Acacia seed extract, present in our glow and hydration-boosting serum "Voile Lacté", is a concentrate of biomimetic acacia-derived peptides (alert signals). Its action helps restore aquaporins and therefore supports water distribution within our cells.

4. Stimulating the Synthesis of Glycosaminoglycans (GAG)

65% to 70% of the human body is composed of water. Skin contains a similar overall proportion, but with significant differences across layers. The hypodermis contains around 20% water, the dermis 80%, the epidermis 60%, and the stratum corneum only 10%. The dermis is therefore the skin’s most important water reservoir.

However, this water is “non-mobile” because, unlike “free water,” it is bound within the dermis by large molecules — glycosaminoglycans (GAGs) — and cannot evaporate.

Hyaluronic acid is one of these molecules and can bind up to 1,000 times its volume in water. It occupies the space between cells abundantly. Unfortunately, its natural production decreases steadily with age: by age 50, the body contains only about half the amount present in childhood.

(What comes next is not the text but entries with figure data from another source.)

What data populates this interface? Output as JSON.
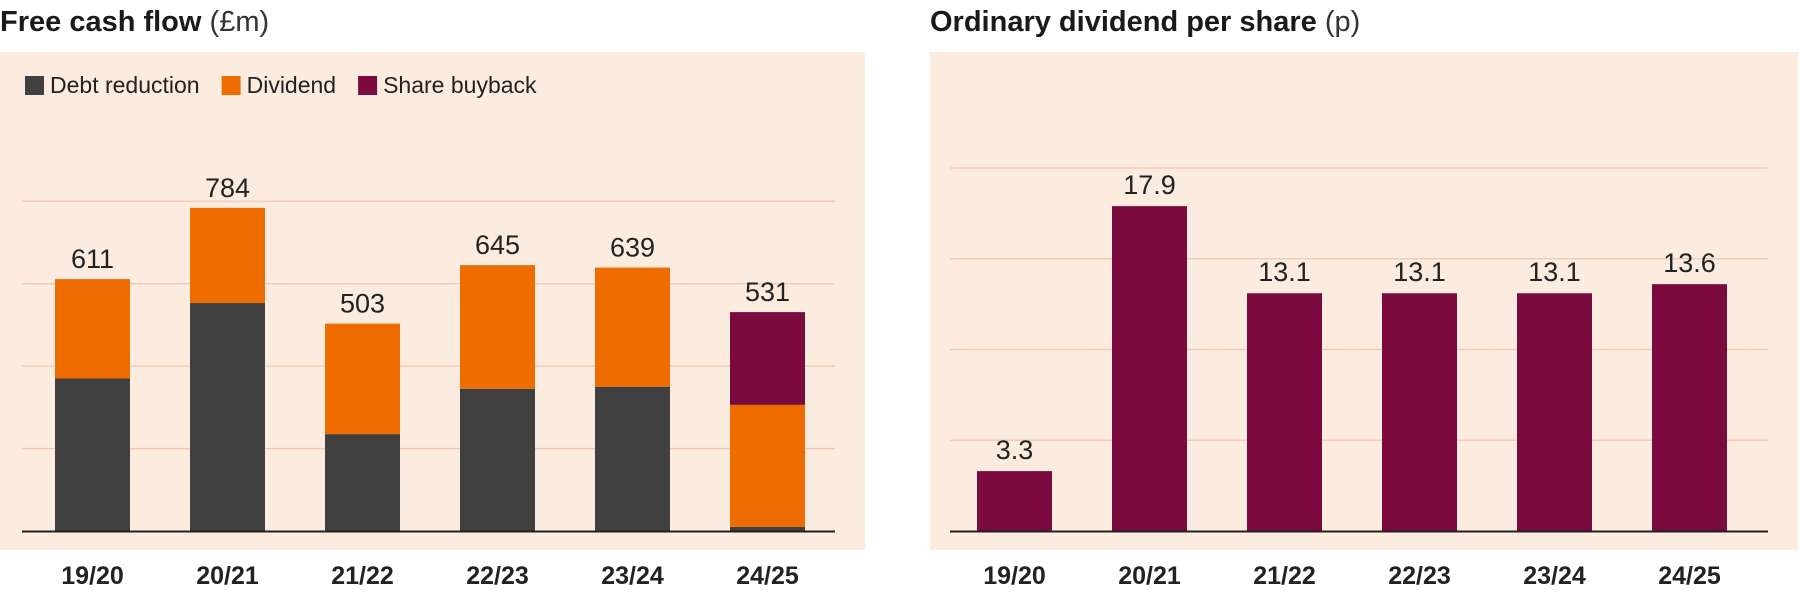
{
  "chart_data": [
    {
      "type": "bar",
      "stacked": true,
      "title": "Free cash flow",
      "unit": "(£m)",
      "categories": [
        "19/20",
        "20/21",
        "21/22",
        "22/23",
        "23/24",
        "24/25"
      ],
      "totals": [
        611,
        784,
        503,
        645,
        639,
        531
      ],
      "series": [
        {
          "name": "Debt reduction",
          "color": "#404040",
          "values": [
            370,
            553,
            235,
            345,
            350,
            10
          ]
        },
        {
          "name": "Dividend",
          "color": "#ef6c00",
          "values": [
            241,
            231,
            268,
            300,
            289,
            296
          ]
        },
        {
          "name": "Share buyback",
          "color": "#7b0b3f",
          "values": [
            0,
            0,
            0,
            0,
            0,
            225
          ]
        }
      ],
      "ylim": [
        0,
        900
      ],
      "grid": true,
      "legend": "top-left"
    },
    {
      "type": "bar",
      "title": "Ordinary dividend per share",
      "unit": "(p)",
      "categories": [
        "19/20",
        "20/21",
        "21/22",
        "22/23",
        "23/24",
        "24/25"
      ],
      "values": [
        3.3,
        17.9,
        13.1,
        13.1,
        13.1,
        13.6
      ],
      "color": "#7b0b3f",
      "ylim": [
        0,
        20
      ],
      "grid": true
    }
  ]
}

Hyaluronic acid exists in three molecular weights. The lower the molecular weight, the deeper it can penetrate. Our intense cream "Ange Sensationnel" features low and medium molecular weight hyaluronic acid.

You now have a clear view of the skin’s hydration mechanisms. Finally, keep in mind that facial hydration can be optimized by using a very gentle, non-stripping cleanser before applying skincare. Applying a lotion like Pure Merveille can also help hydrate and soothe dehydrated skin that is often irritated.